The Greater Wilmington Sports Hall of Fame Inducted four new members Sunday night at UNCW.
Quinton McCracken graduated from South Brunswick High School, and went on to play baseball and football at Duke University before a 12-year MLB career that included notable stints with the Tampa Bay Rays and Arizona Diamondbacks.
"I remember playing there, back in the fields, you know, sandlot baseball with cousins and friends, with sticks and tennis balls," said McCracken, when talking about his early days with the sport in Southport. "Those humble beginnings - to have those pay off is truly a humbling experience for me."
Dave Allen was the architect of the UNCW swim and dive program, a team that dominated the CAA, and at one point won an astounding 13 consecutive conference championships. When Allen accepted the job in 1997 though he had smaller goals in mind.
"I can remember exactly what my mindset was," said Allen with a smile. "To be successful and don't get fired.
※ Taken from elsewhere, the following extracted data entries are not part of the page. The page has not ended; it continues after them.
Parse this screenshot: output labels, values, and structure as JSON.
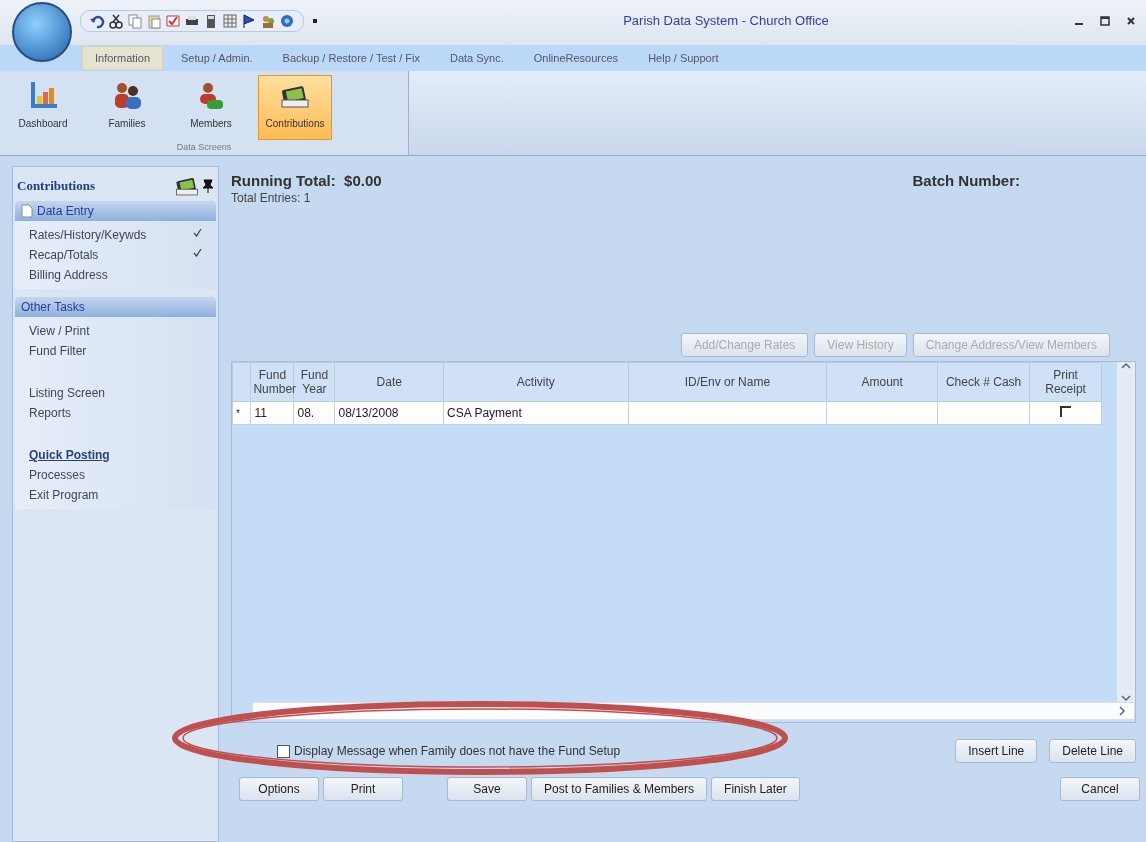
{
  "window": {
    "title": "Parish Data System - Church Office"
  },
  "menu_tabs": [
    {
      "label": "Information",
      "selected": true
    },
    {
      "label": "Setup / Admin.",
      "selected": false
    },
    {
      "label": "Backup / Restore / Test / Fix",
      "selected": false
    },
    {
      "label": "Data Sync.",
      "selected": false
    },
    {
      "label": "OnlineResources",
      "selected": false
    },
    {
      "label": "Help / Support",
      "selected": false
    }
  ],
  "ribbon": {
    "group_label": "Data Screens",
    "buttons": [
      {
        "label": "Dashboard",
        "kind": "chart",
        "selected": false
      },
      {
        "label": "Families",
        "kind": "family",
        "selected": false
      },
      {
        "label": "Members",
        "kind": "member",
        "selected": false
      },
      {
        "label": "Contributions",
        "kind": "wallet",
        "selected": true
      }
    ]
  },
  "sidebar": {
    "title": "Contributions",
    "sections": [
      {
        "header": "Data Entry",
        "items": [
          {
            "label": "Rates/History/Keywds",
            "checked": true
          },
          {
            "label": "Recap/Totals",
            "checked": true
          },
          {
            "label": "Billing Address",
            "checked": false
          }
        ]
      },
      {
        "header": "Other Tasks",
        "groups": [
          [
            {
              "label": "View / Print",
              "emphasis": false
            },
            {
              "label": "Fund Filter",
              "emphasis": false
            }
          ],
          [
            {
              "label": "Listing Screen",
              "emphasis": false
            },
            {
              "label": "Reports",
              "emphasis": false
            }
          ],
          [
            {
              "label": "Quick Posting",
              "emphasis": true
            },
            {
              "label": "Processes",
              "emphasis": false
            },
            {
              "label": "Exit Program",
              "emphasis": false
            }
          ]
        ]
      }
    ]
  },
  "summary": {
    "running_total_label": "Running Total:",
    "running_total": "$0.00",
    "total_entries": "Total Entries:  1",
    "batch_label": "Batch Number:"
  },
  "grid_buttons": [
    {
      "label": "Add/Change Rates",
      "disabled": true
    },
    {
      "label": "View History",
      "disabled": true
    },
    {
      "label": "Change Address/View Members",
      "disabled": true
    }
  ],
  "table": {
    "columns": [
      "Fund Number",
      "Fund Year",
      "Date",
      "Activity",
      "ID/Env or Name",
      "Amount",
      "Check # Cash",
      "Print Receipt"
    ],
    "rows": [
      {
        "marker": "*",
        "cells": [
          "11",
          "08.",
          "08/13/2008",
          "CSA Payment",
          "",
          "",
          ""
        ],
        "print_receipt": false
      }
    ]
  },
  "display_message": {
    "label": "Display Message when Family does not have the Fund Setup",
    "checked": false
  },
  "line_buttons": [
    "Insert Line",
    "Delete Line"
  ],
  "footer_buttons": [
    "Options",
    "Print",
    "Save",
    "Post to Families & Members",
    "Finish Later",
    "Cancel"
  ]
}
That was pretty clearly what I was after. I wanted to make sure I was doing a job the university would be proud of. I wanted to do a job that the athletic department would be proud of."
In 1978, Allen and his wife started the Seahawk swim school, which continues to this day and has taught thousands of children through the decades how to swim, and launched many to college swimming careers.
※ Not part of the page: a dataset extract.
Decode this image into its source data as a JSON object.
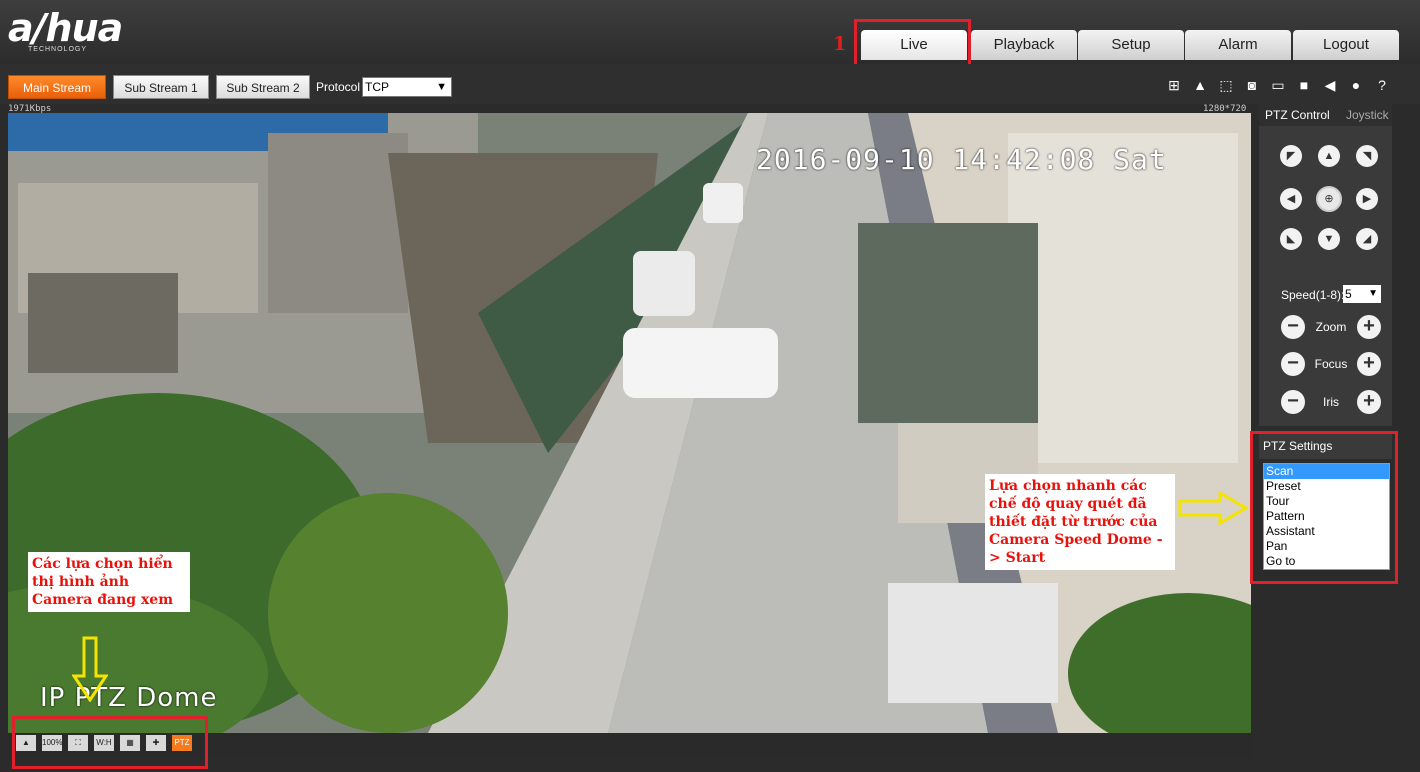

Bruce Fleisher grew up and learned the game of golf in Wilmington, often playing with his brothers at Pine Valley Country Club. After moving to Miami as a teenager, Fleisher attended Miami-Dade College and played on the golf team there, going on to win the US Amateur in 1968.
The Greater Wilmington Sports Hall of Fame further lists his later accolades.
Between 1991 and 1998, Bruce had 35 top-25 finishes, 14 top-10 finishes, and a win in 1991 at the New England Classic.
In 1999, he joined the Senior PGA Tour (now Champions Tour) and went on to win 18 tournaments, including the 2001 US Senior Open. He was the first player ever to win back-to-back victories in his first two Champions Tour events and won the Player of the Year and Rookie of the Year awards in 1999.
Fleisher took time Sunday to go back to Pine Valley – playing the course he did so many times as a child.
"The memories are so instilled and so deep," Fleisher said. "To go back…I played there today. I played nine holes. I remembered every hole, and every shot – every tree. It's so fresh in my mind, it's like I never left."
Dr. Hubert Eaton was inducted posthumously, represented by Lenny Simpson. In a time where segregation was rampant, and African-Americans playing tennis rare – Eaton broke barriers and set the stage for those who would come after him. In 1932 Eaton was the first African American to win the North Carolina Interscholastic Tennis Championship. Eaton earned his M.D. from the University of Michigan in 1942, and soon after was leading desegregation efforts in Wilmington, on and off the court.
Simpson, a local tennis icon himself, said accepting the honor for Eaton meant more than being inducted into the Hall of Fame himself.